Our analysis started with identifying which customer lifestages significantly contribute to total sales. We found that older singles/couples and retirees are the primary drivers of revenue, followed closely by young singles/couples. This trend likely arises from fewer dependents in these groups compared to others. Furthermore, we shifted our focus to premium customer groups and found out that mainstream customers stand out due to their higher numbers, enhancing their overall contribution to total sales.

We went even further in our analysis by grouping each premium group according to lifestage. We'll look at an explanatory visualization to explain our next insight.

newplot%281%29.png

Notably, retirees and older singles/couples emerge as key attributes across all segments, explaining their substantial impact on sales figures. Additionally, mainstream customers tend to have a significantly larger representation of young singles/couples enabling us to understand the key demographics in our customer segmentation.

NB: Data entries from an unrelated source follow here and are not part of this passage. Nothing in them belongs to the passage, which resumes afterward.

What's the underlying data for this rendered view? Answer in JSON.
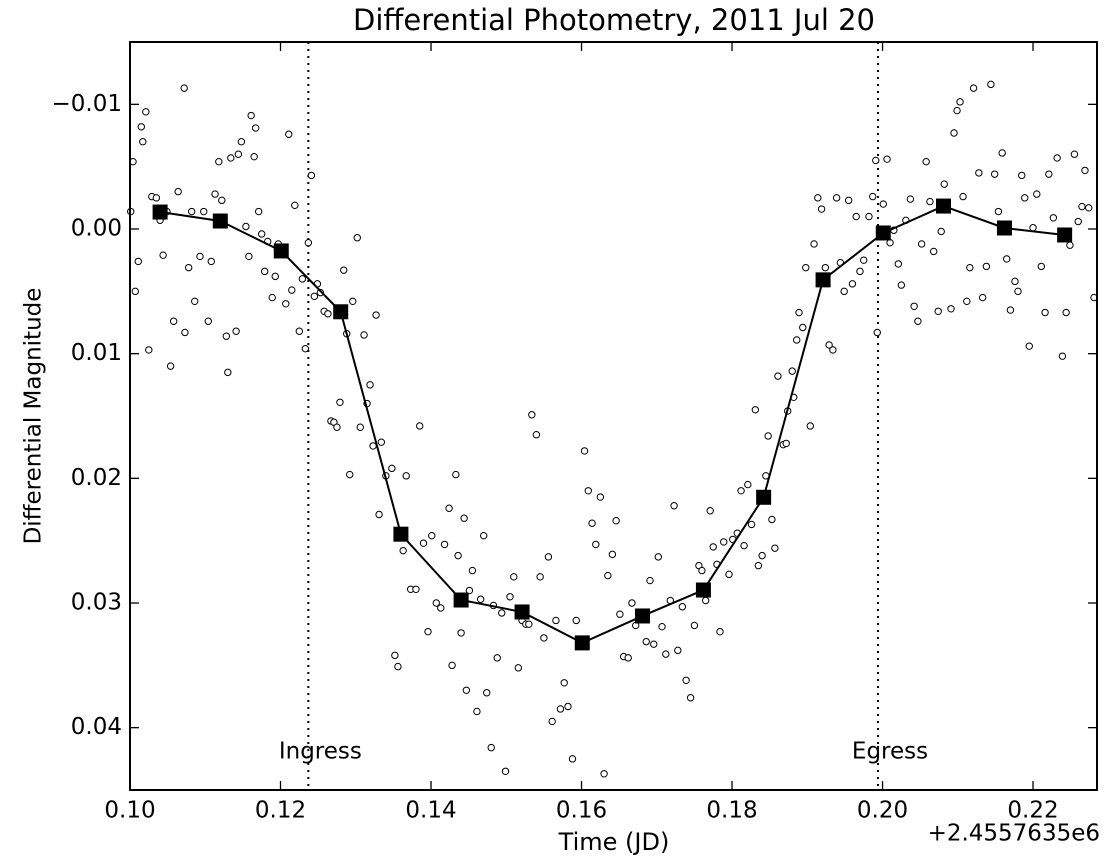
{
  "chart_data": {
    "type": "scatter",
    "title": "Differential Photometry, 2011 Jul 20",
    "xlabel": "Time (JD)",
    "ylabel": "Differential Magnitude",
    "x_offset_text": "+2.4557635e6",
    "xlim": [
      0.1,
      0.2285
    ],
    "ylim": [
      0.045,
      -0.015
    ],
    "xticks": [
      {
        "value": 0.1,
        "label": "0.10"
      },
      0.12,
      0.14,
      0.16,
      0.18,
      {
        "value": 0.2,
        "label": "0.20"
      },
      0.22
    ],
    "yticks": [
      {
        "value": -0.01,
        "label": "−0.01"
      },
      {
        "value": 0,
        "label": "0.00"
      },
      0.01,
      0.02,
      0.03,
      0.04
    ],
    "vlines": [
      {
        "x": 0.1237,
        "label": "Ingress"
      },
      {
        "x": 0.1994,
        "label": "Egress"
      }
    ],
    "series": [
      {
        "marker": "circle",
        "color": "#ffffff",
        "x": [
          0.1001,
          0.1004,
          0.1007,
          0.1011,
          0.1015,
          0.1017,
          0.1021,
          0.1025,
          0.1029,
          0.1035,
          0.104,
          0.1044,
          0.1049,
          0.1054,
          0.1058,
          0.1064,
          0.1072,
          0.1073,
          0.1078,
          0.1082,
          0.1086,
          0.1093,
          0.1098,
          0.1104,
          0.1108,
          0.1113,
          0.1118,
          0.1122,
          0.1128,
          0.113,
          0.1134,
          0.1141,
          0.1144,
          0.1148,
          0.1154,
          0.1158,
          0.1161,
          0.1165,
          0.1167,
          0.1171,
          0.1175,
          0.1179,
          0.1183,
          0.1189,
          0.1193,
          0.1197,
          0.1207,
          0.1211,
          0.1215,
          0.1219,
          0.1225,
          0.1229,
          0.1233,
          0.1237,
          0.1241,
          0.1245,
          0.1249,
          0.1253,
          0.1258,
          0.1263,
          0.1267,
          0.1271,
          0.1275,
          0.1279,
          0.1284,
          0.1288,
          0.1292,
          0.1296,
          0.1302,
          0.1306,
          0.1311,
          0.1315,
          0.1319,
          0.1323,
          0.1327,
          0.1331,
          0.1334,
          0.134,
          0.1348,
          0.1352,
          0.1356,
          0.1363,
          0.1367,
          0.1373,
          0.138,
          0.1385,
          0.139,
          0.1396,
          0.1401,
          0.1407,
          0.1413,
          0.1418,
          0.1424,
          0.1428,
          0.1433,
          0.1436,
          0.144,
          0.1444,
          0.1447,
          0.1451,
          0.1455,
          0.1461,
          0.1466,
          0.147,
          0.1474,
          0.148,
          0.1483,
          0.1488,
          0.1494,
          0.1499,
          0.1505,
          0.151,
          0.1516,
          0.1521,
          0.1526,
          0.153,
          0.1534,
          0.154,
          0.1545,
          0.155,
          0.1556,
          0.1561,
          0.1566,
          0.1572,
          0.1577,
          0.1582,
          0.1588,
          0.1593,
          0.1598,
          0.1604,
          0.1609,
          0.1614,
          0.1619,
          0.1625,
          0.163,
          0.1635,
          0.1641,
          0.1646,
          0.1651,
          0.1656,
          0.1662,
          0.1667,
          0.1672,
          0.1679,
          0.1686,
          0.1691,
          0.1696,
          0.1702,
          0.1707,
          0.1712,
          0.1718,
          0.1723,
          0.1728,
          0.1734,
          0.1739,
          0.1745,
          0.175,
          0.1756,
          0.176,
          0.1765,
          0.1771,
          0.1775,
          0.178,
          0.1784,
          0.1789,
          0.1796,
          0.1801,
          0.1807,
          0.1812,
          0.1816,
          0.1821,
          0.1826,
          0.1831,
          0.1835,
          0.184,
          0.1845,
          0.1848,
          0.1853,
          0.1857,
          0.1861,
          0.1868,
          0.1872,
          0.1874,
          0.188,
          0.1882,
          0.1886,
          0.1889,
          0.1894,
          0.1898,
          0.1904,
          0.1909,
          0.1914,
          0.1919,
          0.1924,
          0.1929,
          0.1934,
          0.1939,
          0.1944,
          0.1949,
          0.1955,
          0.196,
          0.1965,
          0.197,
          0.1975,
          0.1982,
          0.1987,
          0.1991,
          0.1993,
          0.2001,
          0.2006,
          0.201,
          0.2015,
          0.2021,
          0.2025,
          0.2031,
          0.2037,
          0.2042,
          0.2047,
          0.2052,
          0.2058,
          0.2063,
          0.2068,
          0.2074,
          0.2078,
          0.2082,
          0.2091,
          0.2095,
          0.2099,
          0.2103,
          0.2107,
          0.2112,
          0.2116,
          0.2121,
          0.2128,
          0.2133,
          0.2138,
          0.2144,
          0.2149,
          0.2154,
          0.2159,
          0.2165,
          0.217,
          0.2176,
          0.218,
          0.2185,
          0.2189,
          0.2195,
          0.22,
          0.2205,
          0.2211,
          0.2216,
          0.2221,
          0.2227,
          0.2232,
          0.2239,
          0.2244,
          0.2249,
          0.2255,
          0.226,
          0.2265,
          0.2269,
          0.2274,
          0.2281
        ],
        "values": [
          -0.0014,
          -0.0054,
          0.005,
          0.0026,
          -0.0082,
          -0.007,
          -0.0094,
          0.0097,
          -0.0026,
          -0.0025,
          -0.0007,
          0.0021,
          -0.0014,
          0.011,
          0.0074,
          -0.003,
          -0.0113,
          0.0083,
          0.0031,
          -0.0014,
          0.0058,
          0.0022,
          -0.0014,
          0.0074,
          0.0026,
          -0.0028,
          -0.0054,
          -0.0023,
          0.0086,
          0.0115,
          -0.0057,
          0.0082,
          -0.006,
          -0.007,
          -0.0002,
          0.0022,
          -0.0091,
          -0.0058,
          -0.0081,
          -0.0014,
          0.0004,
          0.0034,
          0.001,
          0.0055,
          0.0038,
          0.0012,
          0.006,
          -0.0076,
          0.0049,
          -0.0019,
          0.0082,
          0.004,
          0.0096,
          0.0011,
          -0.0043,
          0.0054,
          0.0044,
          0.0051,
          0.0066,
          0.0068,
          0.0154,
          0.0155,
          0.0159,
          0.0139,
          0.0033,
          0.0084,
          0.0197,
          0.0058,
          0.0007,
          0.0159,
          0.0085,
          0.014,
          0.0125,
          0.0174,
          0.0069,
          0.0229,
          0.0171,
          0.0198,
          0.0192,
          0.0342,
          0.0351,
          0.0258,
          0.0198,
          0.0289,
          0.0289,
          0.0158,
          0.0252,
          0.0323,
          0.0246,
          0.03,
          0.0304,
          0.0253,
          0.0224,
          0.035,
          0.0197,
          0.0262,
          0.0324,
          0.0232,
          0.037,
          0.029,
          0.0274,
          0.0387,
          0.0297,
          0.0246,
          0.0372,
          0.0416,
          0.0302,
          0.0344,
          0.0308,
          0.0435,
          0.0295,
          0.0279,
          0.0352,
          0.0314,
          0.0317,
          0.0317,
          0.0149,
          0.0165,
          0.0279,
          0.0328,
          0.0263,
          0.0395,
          0.0314,
          0.0385,
          0.0364,
          0.0383,
          0.0425,
          0.0314,
          0.0329,
          0.0178,
          0.021,
          0.0236,
          0.0253,
          0.0215,
          0.0437,
          0.0278,
          0.0261,
          0.0234,
          0.0309,
          0.0343,
          0.0344,
          0.03,
          0.0318,
          0.0312,
          0.0331,
          0.0282,
          0.0333,
          0.0263,
          0.0319,
          0.0341,
          0.0298,
          0.0222,
          0.0338,
          0.0303,
          0.0362,
          0.0376,
          0.0318,
          0.027,
          0.0274,
          0.0298,
          0.0226,
          0.0255,
          0.0269,
          0.0323,
          0.0251,
          0.0277,
          0.0249,
          0.0244,
          0.021,
          0.0254,
          0.0205,
          0.0237,
          0.0145,
          0.027,
          0.0262,
          0.0198,
          0.0166,
          0.0233,
          0.0256,
          0.0118,
          0.0173,
          0.0172,
          0.0146,
          0.0114,
          0.0135,
          0.0089,
          0.0067,
          0.0079,
          0.0031,
          0.0158,
          0.0012,
          -0.0025,
          -0.0016,
          0.0031,
          0.0093,
          0.0097,
          -0.0025,
          0.0027,
          0.005,
          -0.0023,
          0.0044,
          -0.001,
          0.0034,
          0.0025,
          -0.001,
          -0.0026,
          -0.0055,
          0.0083,
          -0.002,
          -0.0056,
          0.0011,
          0.0001,
          0.0028,
          0.0045,
          -0.0007,
          -0.0024,
          0.0062,
          0.0074,
          0.0012,
          -0.0054,
          -0.0022,
          0.0018,
          0.0066,
          0.0002,
          -0.0036,
          0.0064,
          -0.0077,
          -0.0095,
          -0.0102,
          -0.0026,
          0.0058,
          0.0031,
          -0.0113,
          -0.0045,
          0.0055,
          0.003,
          -0.0116,
          -0.0044,
          -0.0014,
          -0.0061,
          0.0024,
          0.0065,
          0.0042,
          0.005,
          -0.0043,
          -0.0025,
          0.0094,
          -0.0001,
          -0.0028,
          0.003,
          0.0067,
          -0.0044,
          -0.0009,
          -0.0057,
          0.0102,
          0.0067,
          0.0013,
          -0.006,
          -0.0006,
          -0.0018,
          -0.0047,
          -0.0017,
          0.0055
        ]
      },
      {
        "marker": "square",
        "color": "#000000",
        "line": true,
        "x": [
          0.104,
          0.112,
          0.1201,
          0.128,
          0.136,
          0.144,
          0.1521,
          0.1601,
          0.1681,
          0.1762,
          0.1842,
          0.1921,
          0.2001,
          0.2081,
          0.2162,
          0.2242
        ],
        "values": [
          -0.00136,
          -0.00064,
          0.00176,
          0.00664,
          0.02448,
          0.02976,
          0.03072,
          0.0332,
          0.03104,
          0.02896,
          0.02152,
          0.00408,
          0.00032,
          -0.00184,
          -8e-05,
          0.00048
        ]
      }
    ]
  }
}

  • I recommend focusing your marketing efforts on retirees and older singles/couples, as they tend to be the most significant spenders such as the use of targeted advertising to showcase location of stores and what they offer on outlets they engage with and also develop special promotions and products tailored to their needs and preferences. Additionally, for mainstream customers, particularly young singles and couples. Create campaigns that resonate with their interests to drive sales, as they make up a substantial portion of your customer base.

Conclusion :¶

In summary, our analysis highlights the importance of targeting key customer segments and focusing on popular pack sizes, such as 175g and 150g, to maximize sales and optimize marketing efforts. By aligning product offerings with customer preferences and effectively managing inventory, we can enhance overall sales performance.